Data Preparation > Database > ISI > Extract Document Citation Network (Core and References)
Extracts the Document citation network from an ISI database.
Each Document and each referenced Document in the input database is represented by a node. An edge is drawn between the nodes for two Documents if and only if one of the Documents cited the other Document.
Core Document vs. Non-Core Document
There is a distinction drawn between Documents contained in your dataset and Documents in general. A Document in your dataset is called a "Core Document". Your Documents may (and probably do) reference Non-Core Documents.
The output network of this algorithm will contain nodes representing even Non-Core Documents. For an algorithm that will represent only Core Documents, see Extract Document Citation Network (Core Only).
The output network will include the following data and metadata:
- Node (Document)
- All actual data from the Documents Table.
- A generated prettified label for identifying this Document.
- A generated prettified string giving the Source of this Document (called 'SOURCE').
- Edge (Citation)
- Currently, no metadata is provided on edges.

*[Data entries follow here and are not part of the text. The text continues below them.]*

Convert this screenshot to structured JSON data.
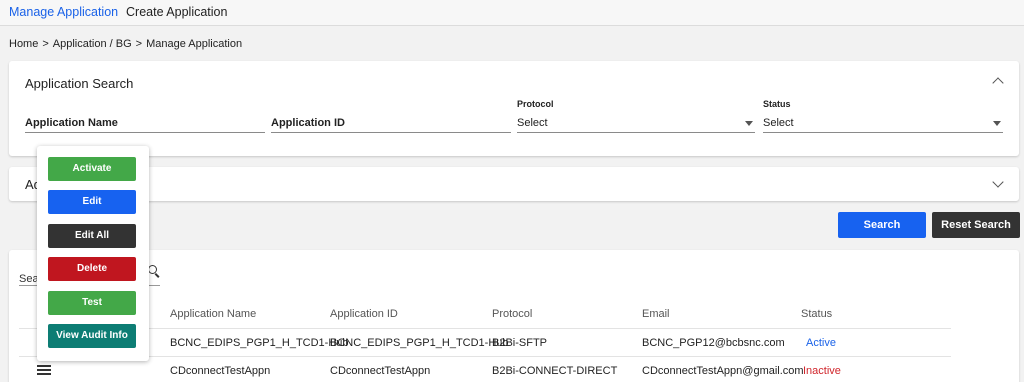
{
  "nav": {
    "tabs": [
      {
        "label": "Manage Application",
        "active": true
      },
      {
        "label": "Create Application",
        "active": false
      }
    ]
  },
  "breadcrumb": {
    "items": [
      "Home",
      "Application / BG",
      "Manage Application"
    ],
    "separator": ">"
  },
  "search_panel": {
    "title": "Application Search",
    "fields": {
      "name": {
        "label": "Application Name"
      },
      "id": {
        "label": "Application ID"
      },
      "protocol": {
        "label": "Protocol",
        "value": "Select"
      },
      "status": {
        "label": "Status",
        "value": "Select"
      }
    }
  },
  "advanced_panel": {
    "title": "Ad"
  },
  "buttons": {
    "search": "Search",
    "reset": "Reset Search"
  },
  "table": {
    "search_placeholder": "Sea",
    "columns": [
      "Application Name",
      "Application ID",
      "Protocol",
      "Email",
      "Status"
    ],
    "rows": [
      {
        "name": "BCNC_EDIPS_PGP1_H_TCD1-Hub",
        "id": "BCNC_EDIPS_PGP1_H_TCD1-Hub",
        "protocol": "B2Bi-SFTP",
        "email": "BCNC_PGP12@bcbsnc.com",
        "status": "Active"
      },
      {
        "name": "CDconnectTestAppn",
        "id": "CDconnectTestAppn",
        "protocol": "B2Bi-CONNECT-DIRECT",
        "email": "CDconnectTestAppn@gmail.com",
        "status": "Inactive"
      }
    ]
  },
  "action_menu": {
    "items": [
      "Activate",
      "Edit",
      "Edit All",
      "Delete",
      "Test",
      "View Audit Info"
    ]
  },
  "colors": {
    "primary": "#1762f0",
    "success": "#43a848",
    "danger": "#c0161f",
    "dark": "#333333",
    "teal": "#0d7d74",
    "active_status": "#1a62e8",
    "inactive_status": "#d0252b"
  }
}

Load an ISI file into the tool, then create a database from it using the ISI database loader.
It is strongly recommended that the database be cleaned before extracting any citation networks from it.
For a quick analysis of a small dataset you may wish to merge together Author entities with identical names. For a scientifically sound analysis of a larger dataset, you can find Author entity merging suggestions (or manually set your own merging orders from scratch) and perform the merge.
Then, you will probably want to merge together Source entities according to recognized variants.
Finally, you must match References up to Documents in your dataset (there are no citations to analyze, otherwise).
The specific query run by the tool can be found in the source code.